Mit den antisemitischen Maßnahmen geht es trotz der Vernichtung des Judentumes weiter: nicht nur keine Kleider, keine Wäsche, sondern auch keinerlei Nähmittel. Und keine Schuhsohlen.

Und heute war, ehrlich erregt und bekümmert, Frau Dr. Edzards (NSV) bei mir, die neuen Lebensmittelkarten zu bringen; auch auf diesem einschneidendsten Gebiet nun Sonderregelung für Hanni und Reni. Es soll sich um den Aufdruck eines roten J auf ihre Karten handeln, besondere Einkaufszeiten, Entzug der Ration an Schokolade und Pfefferkuchen etc.:

Am Dienstag wird den Juden das Nähere auf der Kartenstelle bekanntgegeben. Möge keine einschneidendere Beschränkung der Ernährung kommen -!

Wann wird ein Ende sein!

Aber welche Wohltat, wie hier in diesen Angelegenheiten alles nur eines Sinnes ist.

In anderen Stadtteilen könnte das anders sein.

Hoffentlich bereiten uns nun die Geschäfte keine Schwierigkeiten; aber Hanni hat eigentlich einen guten Eindruck von den Leuten. Zimmermanns, Moltkes, Anni, Frau Edzards, Karbe; es ist wirkliches Erschrecken. Nur die Anonymität ist nun nicht mehr möglich. -

In ganz Nikolassee sollen, nach Frau Edzards’ Kenntnis, im ganzen noch drei jüdische Familien sein.

Da die antisemitischen Maßnahmen so unpopulär geworden sind, veröffentlicht man sie nicht mehr. Es werden einem kleine rote Handzettel zugeteilt. Heute kamen meine Freiexemplare vom 30. Tausend „Vater“.

Mein Leben verläuft in seltsam gegensätzlichen Linien.
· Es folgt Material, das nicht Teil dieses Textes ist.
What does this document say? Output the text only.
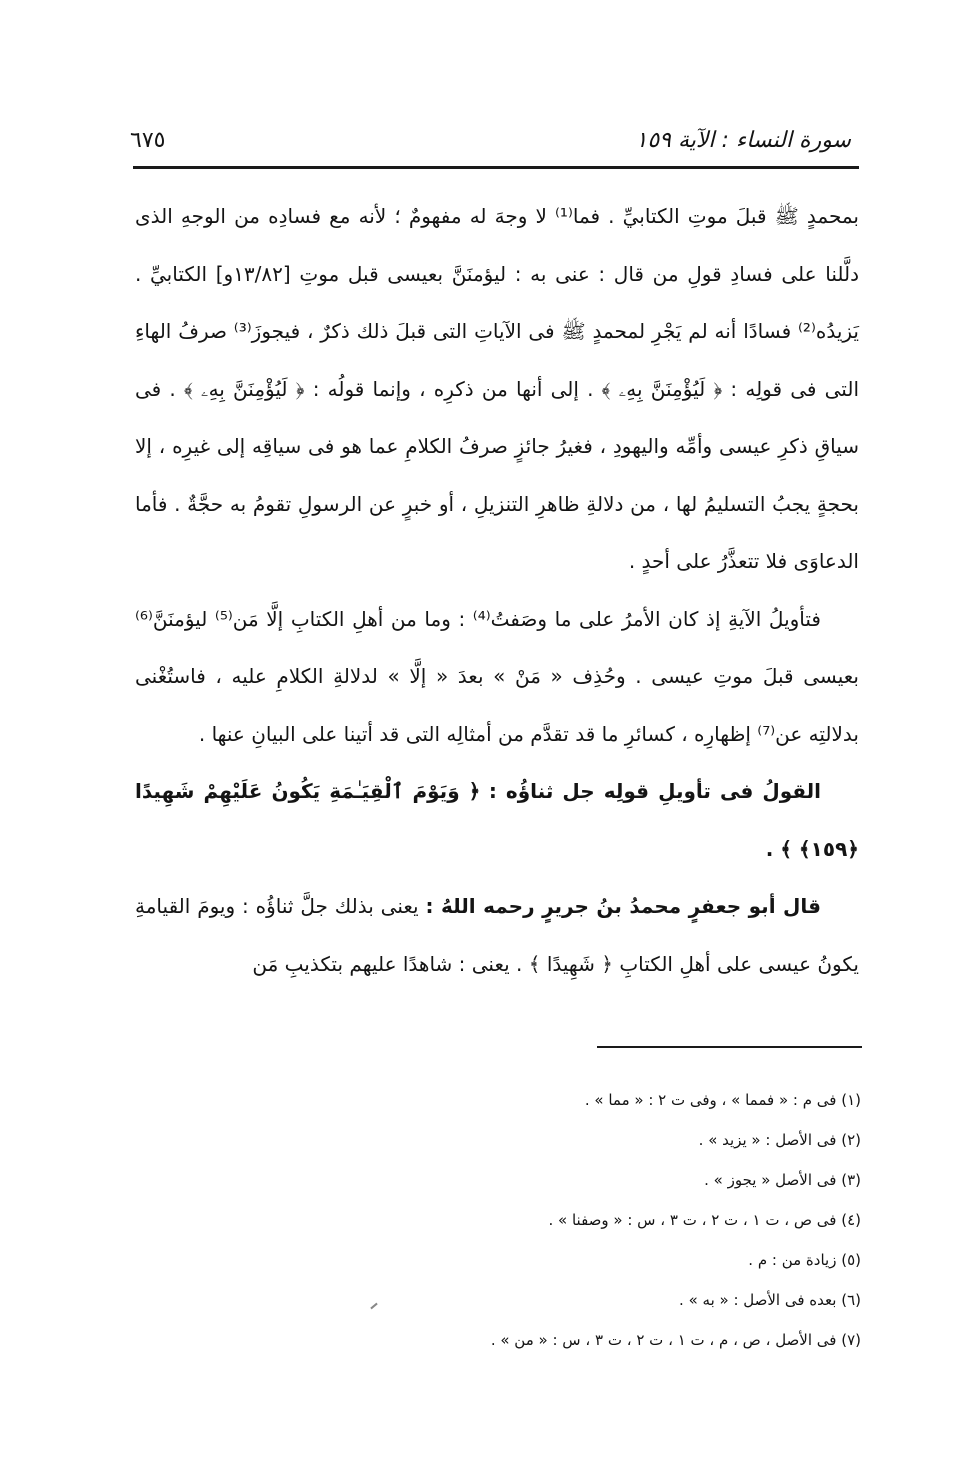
سورة النساء : الآية ١٥٩
٦٧٥

بمحمدٍ ﷺ قبلَ موتِ الكتابيِّ . فما⁽¹⁾ لا وجهَ له مفهومٌ ؛ لأنه مع فسادِه من الوجهِ الذى دلَّلنا على فسادِ قولِ من قال : عنى به : ليؤمنَنَّ بعيسى قبل موتِ [١٣/٨٢و] الكتابيِّ . يَزيدُه⁽²⁾ فسادًا أنه لم يَجْرِ لمحمدٍ ﷺ فى الآياتِ التى قبلَ ذلك ذكرٌ ، فيجوزَ⁽³⁾ صرفُ الهاءِ التى فى قولِه : ﴿ لَيُؤْمِنَنَّ بِهِۦ ﴾ . إلى أنها من ذكرِه ، وإنما قولُه : ﴿ لَيُؤْمِنَنَّ بِهِۦ ﴾ . فى سياقِ ذكرِ عيسى وأمِّه واليهودِ ، فغيرُ جائزٍ صرفُ الكلامِ عما هو فى سياقِه إلى غيرِه ، إلا بحجةٍ يجبُ التسليمُ لها ، من دلالةِ ظاهرِ التنزيلِ ، أو خبرٍ عن الرسولِ تقومُ به حجَّةٌ . فأما الدعاوَى فلا تتعذَّرُ على أحدٍ .

فتأويلُ الآيةِ إذ كان الأمرُ على ما وصَفتُ⁽⁴⁾ : وما من أهلِ الكتابِ إلَّا مَن⁽⁵⁾ ليؤمنَنَّ⁽⁶⁾ بعيسى قبلَ موتِ عيسى . وحُذِف « مَنْ » بعدَ « إلَّا » لدلالةِ الكلامِ عليه ، فاستُغْنى بدلالتِه عن⁽⁷⁾ إظهارِه ، كسائرِ ما قد تقدَّم من أمثالِه التى قد أتينا على البيانِ عنها .

القولُ فى تأويلِ قولِه جل ثناؤُه : ﴿ وَيَوْمَ ٱلْقِيَـٰمَةِ يَكُونُ عَلَيْهِمْ شَهِيدًا ﴿١٥٩﴾ ﴾ .

قال أبو جعفرٍ محمدُ بنُ جريرٍ رحمه اللهُ : يعنى بذلك جلَّ ثناؤُه : ويومَ القيامةِ يكونُ عيسى على أهلِ الكتابِ ﴿ شَهِيدًا ﴾ . يعنى : شاهدًا عليهم بتكذيبِ مَن

(١) فى م : « فمما » ، وفى ت ٢ : « مما » .

(٢) فى الأصل : « يزيد » .

(٣) فى الأصل « يجوز » .

(٤) فى ص ، ت ١ ، ت ٢ ، ت ٣ ، س : « وصفنا » .

(٥) زيادة من : م .

(٦) بعده فى الأصل : « به » .

(٧) فى الأصل ، ص ، م ، ت ١ ، ت ٢ ، ت ٣ ، س : « من » .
Es ist sehr schwer, in dieser Lage zu schreiben.

In Renerles Sache rührt sich in der Schweiz noch niemand. Doch schickten uns Tappolets heute ein Büchschen mit Kaffee.

Es ist kalt, trübe, dunkel: Nur als die Sonne aufging, war sie wunderbar bronzen; und für Augenblicke leuchtete alles auf.